Simultaneous Multislice Accelerated Free-Breathing Diffusion-Weighted Imaging of the Liver at 3T
Abdominal Imaging, 2015
Purpose: To perform image quality comparison between accelerated multiband diffusion acquisition (mb2-DWI) and conventional diffusion acquisition (c-DWI) in patients undergoing clinically indicated liver MRI. Methods: In this prospective study 22 consecutive patients undergoing clinically indicated liver MRI on a 3-T scanner equipped to perform multiband diffusionweighed imaging (mb-DWI) were included.
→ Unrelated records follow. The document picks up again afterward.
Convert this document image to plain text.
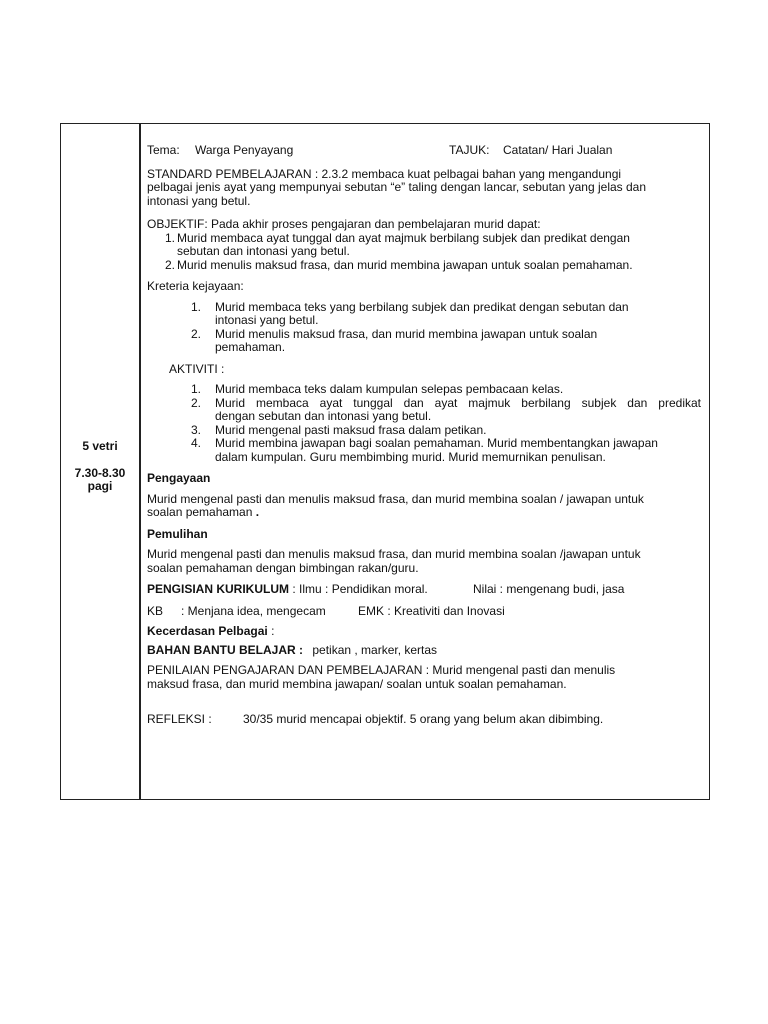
5 vetri
7.30-8.30
pagi
Tema: Warga Penyayang	TAJUK: Catatan/ Hari Jualan
STANDARD PEMBELAJARAN : 2.3.2 membaca kuat pelbagai bahan yang mengandungi
pelbagai jenis ayat yang mempunyai sebutan “e” taling dengan lancar, sebutan yang jelas dan
intonasi yang betul.
OBJEKTIF: Pada akhir proses pengajaran dan pembelajaran murid dapat:
1. Murid membaca ayat tunggal dan ayat majmuk berbilang subjek dan predikat dengan
sebutan dan intonasi yang betul.
2. Murid menulis maksud frasa, dan murid membina jawapan untuk soalan pemahaman.
Kreteria kejayaan:
1. Murid membaca teks yang berbilang subjek dan predikat dengan sebutan dan
intonasi yang betul.
2. Murid menulis maksud frasa, dan murid membina jawapan untuk soalan
pemahaman.
AKTIVITI :
1. Murid membaca teks dalam kumpulan selepas pembacaan kelas.
2. Murid membaca ayat tunggal dan ayat majmuk berbilang subjek dan predikat
dengan sebutan dan intonasi yang betul.
3. Murid mengenal pasti maksud frasa dalam petikan.
4. Murid membina jawapan bagi soalan pemahaman. Murid membentangkan jawapan
dalam kumpulan. Guru membimbing murid. Murid memurnikan penulisan.
Pengayaan
Murid mengenal pasti dan menulis maksud frasa, dan murid membina soalan / jawapan untuk
soalan pemahaman .
Pemulihan
Murid mengenal pasti dan menulis maksud frasa, dan murid membina soalan /jawapan untuk
soalan pemahaman dengan bimbingan rakan/guru.
PENGISIAN KURIKULUM : Ilmu : Pendidikan moral.	Nilai : mengenang budi, jasa
KB : Menjana idea, mengecam	EMK : Kreativiti dan Inovasi
Kecerdasan Pelbagai :
BAHAN BANTU BELAJAR : petikan , marker, kertas
PENILAIAN PENGAJARAN DAN PEMBELAJARAN : Murid mengenal pasti dan menulis
maksud frasa, dan murid membina jawapan/ soalan untuk soalan pemahaman.
REFLEKSI :	30/35 murid mencapai objektif. 5 orang yang belum akan dibimbing.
DWI was performed with single-shot spin-echo echo-planar technique with fat-suppression in free breathing with matching parameters when possible using c-DWI, mb-DWI, and multiband DWI with a twofold acceleration (mb2-DWI). These diffusion sequences were compared with respect to various parameters of image quality, lesion detectability, and liver ADC measurements. Results: Accelerated mb2-DWI was 40.9% faster than c-DWI (88 vs. 149 s). Various image quality parameter scores were similar or higher on mb2-DWI when compared to c-DWI. The overall image quality score (averaged over the three readers) was significantly higher for mb-2 compared to c-DWI for b = 0 s/mm 2 (3.48 ± 0.52 vs. 3.21 ± 0.54; p = 0.001) and for b = 800 s/mm 2 (3.24 ± 0.76 vs. 3.06 ± 0.86; p = 0.010). Total of 25 hepatic lesions were visible on mb2-DWI and c-DWI, with identical lesion detectability. There was no significant difference in liver ADC between mb2-DWI and c-DWI (p = 0.12). Bland-Altman plot demonstrates lower mean liver ADC with mb2-DWI compared to c-DWI (by 0.043 9 10-3 mm 2 /s or 3.7% of the average ADC). Conclusion: Multiband technique can be used to increase acquisition speed nearly twofold for free-breathing DWI of the liver with similar or improved overall image quality and similar lesion detectability compared to conventional DWI.